I get to meet many people in my life. I am thankful to meet these people. Living in a highly transient community, I think I get to meet a higher variety of people than maybe most people might. Moscow & Pullman are two college centric towns within 8 miles of one another and we receive students from all over the world just for the state schools, not to mention the other schools present in the community.
l have to admit a downfall of mine is, I will often make assumptions about the people I meet. Or worse, I’ll make assumptions about the people I do not know based on very little information, time, or interactions with them. I pretty much hate that I do this. I know it is wrong and I try hard not to continue to do this. But every time I evict this habit, it still finds a way back into my life. My only true defense is to remember how much they have lived and how little I know them.

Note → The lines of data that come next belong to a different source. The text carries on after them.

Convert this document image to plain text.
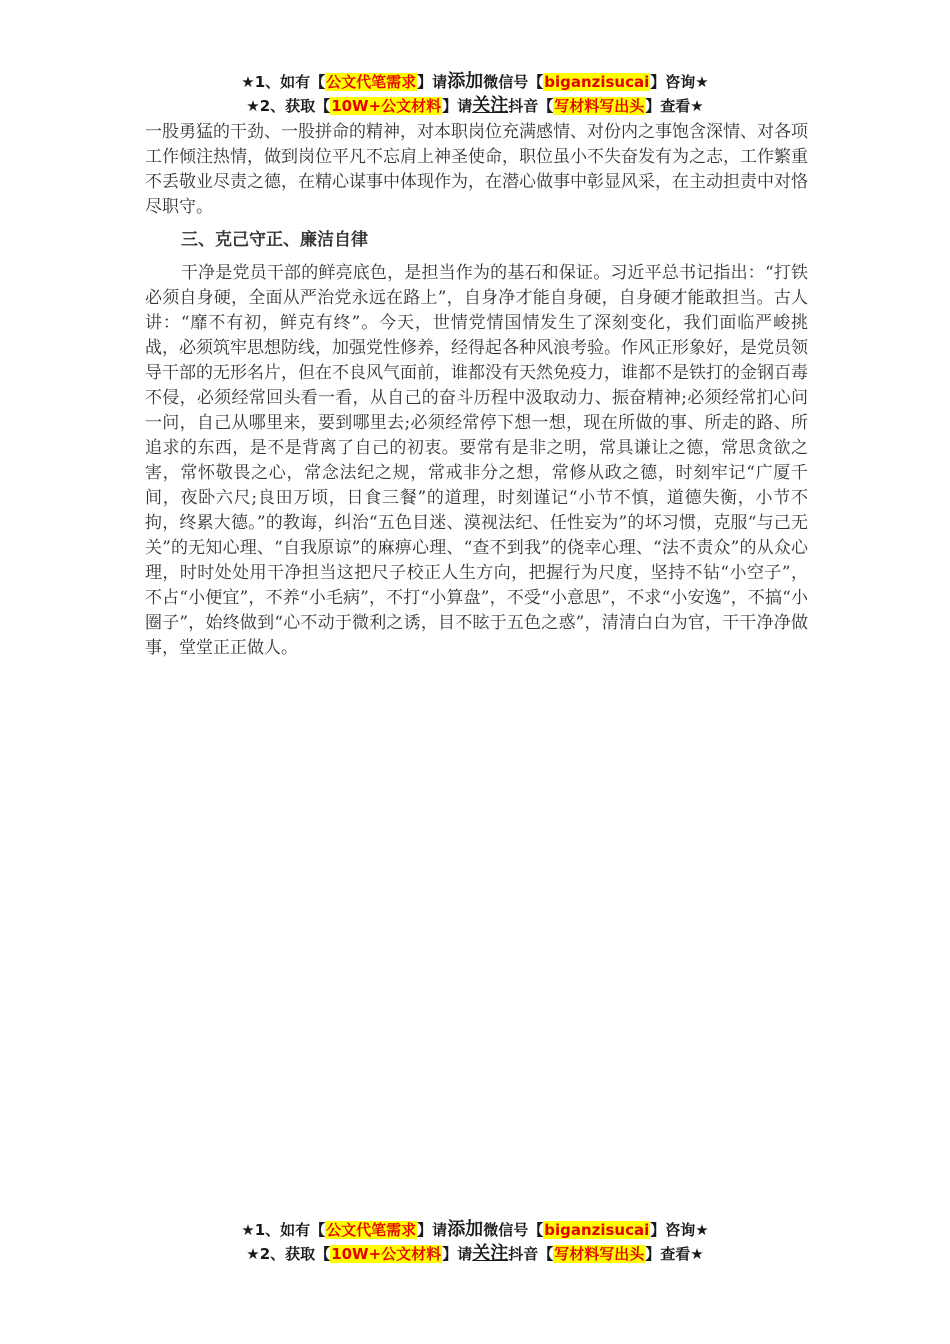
★1、如有【公文代笔需求】请添加微信号【biganzisucai】咨询★
★2、获取【10W+公文材料】请关注抖音【写材料写出头】查看★

一股勇猛的干劲、一股拼命的精神，对本职岗位充满感情、对份内之事饱含深情、对各项工作倾注热情，做到岗位平凡不忘肩上神圣使命，职位虽小不失奋发有为之志，工作繁重不丢敬业尽责之德，在精心谋事中体现作为，在潜心做事中彰显风采，在主动担责中对恪尽职守。

三、克己守正、廉洁自律

干净是党员干部的鲜亮底色，是担当作为的基石和保证。习近平总书记指出：“打铁必须自身硬，全面从严治党永远在路上”，自身净才能自身硬，自身硬才能敢担当。古人讲：“靡不有初，鲜克有终”。今天，世情党情国情发生了深刻变化，我们面临严峻挑战，必须筑牢思想防线，加强党性修养，经得起各种风浪考验。作风正形象好，是党员领导干部的无形名片，但在不良风气面前，谁都没有天然免疫力，谁都不是铁打的金钢百毒不侵，必须经常回头看一看，从自己的奋斗历程中汲取动力、振奋精神;必须经常扪心问一问，自己从哪里来，要到哪里去;必须经常停下想一想，现在所做的事、所走的路、所追求的东西，是不是背离了自己的初衷。要常有是非之明，常具谦让之德，常思贪欲之害，常怀敬畏之心，常念法纪之规，常戒非分之想，常修从政之德，时刻牢记“广厦千间，夜卧六尺;良田万顷，日食三餐”的道理，时刻谨记“小节不慎，道德失衡，小节不拘，终累大德。”的教诲，纠治“五色目迷、漠视法纪、任性妄为”的坏习惯，克服“与己无关”的无知心理、“自我原谅”的麻痹心理、“查不到我”的侥幸心理、“法不责众”的从众心理，时时处处用干净担当这把尺子校正人生方向，把握行为尺度，坚持不钻“小空子”，不占“小便宜”，不养“小毛病”，不打“小算盘”，不受“小意思”，不求“小安逸”，不搞“小圈子”，始终做到“心不动于微利之诱，目不眩于五色之惑”，清清白白为官，干干净净做事，堂堂正正做人。

★1、如有【公文代笔需求】请添加微信号【biganzisucai】咨询★
★2、获取【10W+公文材料】请关注抖音【写材料写出头】查看★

I am meeting these people after 20, 25, 30years, or many more. I am meeting these people and getting to know them for a couple days or a week and making decisions far too large about who I think they are based on the bit of information I am gleaning from them.
If I build a case study, I can see what I am really doing to these people.
For instance, someone who is 25 years old has lived for more than 1300 weeks. So when I decide about the whole of who they are based on interactions over the course of two week. I am literally using a picture of 0.23% of their life to decide who they are.
How can I do that?
What kind of picture can I actually develop?
Granted it takes time to develop these pictures and often times someone can be off putting. But does that give me the right to take a snippet that small and make decisions about their whole persona based on this brief interaction?
What percentage of a person’s life do you spend with them before you decide who they are?